UK based Networks by Wireless won a competitive tender, convincing St Bernard s School that wireless LAN utensils from Meru Networks would succeed where other utensils had failed, and provide a net the school could trust.
The school has a new wired LAN, installed this year, and each classroom has a networked Computer and an interactive whiteboard. Paul wanted to go further, and give each learner net access, but was not convinced wireless LANs were up to the job.
We had tried a wireless LAN before, with a few right of entry points in a small area, but we took it out a day ago, because it was unreliable, said Paul. After this experience, Paul was sceptical that any wireless LAN could meet his school s supplies We had decided to move away from wireless and get stuff cabled in.
The strain of trainee right of entry changed that. When a large integer of laptops, wheeled to the classroom in a trolley, are handed to students at the commencement of a lesson, wired family are simply impractical. So the school issued an invite to net companies, to tender for a reliable wireless LAN that would allow instant right of entry anywhere in the school.
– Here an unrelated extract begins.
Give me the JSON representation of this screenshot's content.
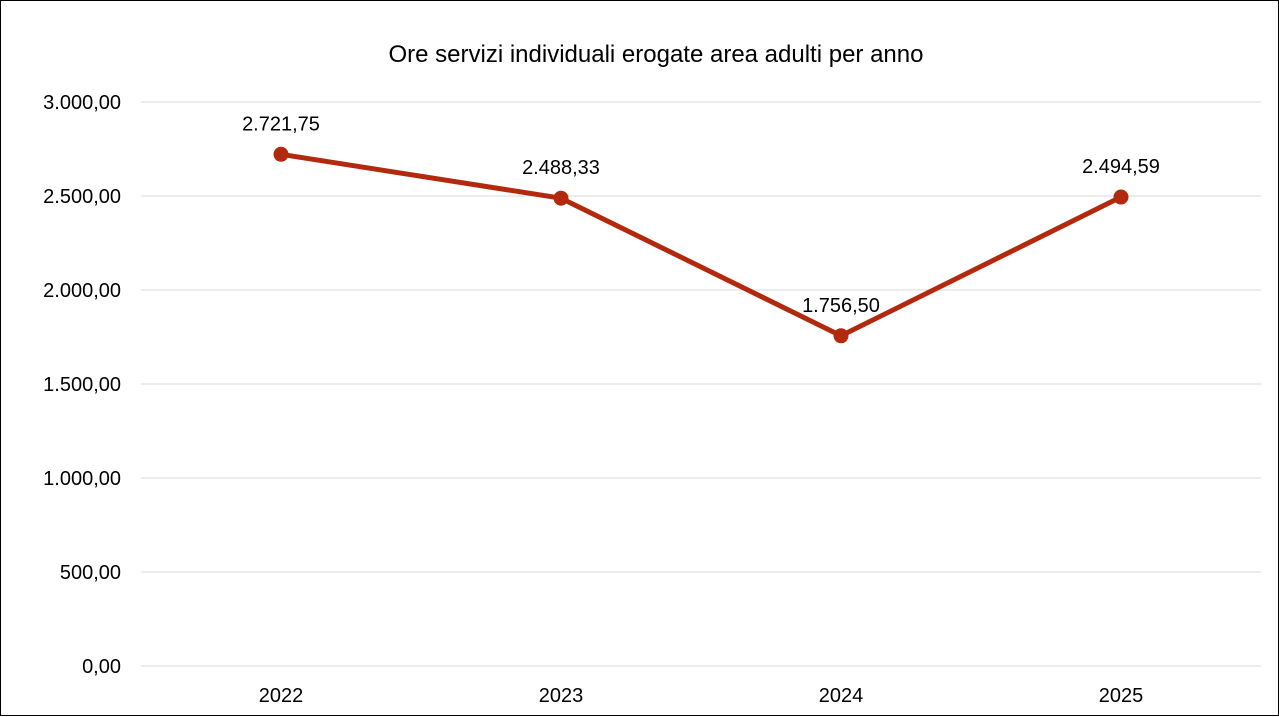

The first past the post of that tender, Meru s fourth age group single-channel wireless LAN, avoids the irregularity and interfering issues common place with heritage wireless LANs. Right of entry points are placed on a single broadcasting channel, eliminating the need for costly strait planning. Meru s coordinated right of entry points ensure bandwidth is shared efficiently, one and all gets the best association possible, and the net is managed centrally with its award-winning Space Travel Control knowledge and Coordination Principal software.
Our biggest fears were that Meru s single strait structural design was different to every other wireless LAN vendor, said Paul. His technicians evaluated the product, before it was set up by Networks by Wireless.
The net was installed quickly by Networks by Wireless during the school s summer holiday, and was management smoothly before the pupils returned in September. Most vendors utensils requires a detailed place examination to place the radios and avoid interference, but with Meru s single-channel architecture, that wasn t necessary: The wireless piece just worked, says Paul. The hardest piece of the fitting was raise the net with Power-over-Ethernet PoE injectors to drive the right of entry points.
The net is future-proof, proviso the school wants faster net right of entry in future, says Paul: We can upgrade to 802.11n when we need it - but 802.11abg meets our current needs.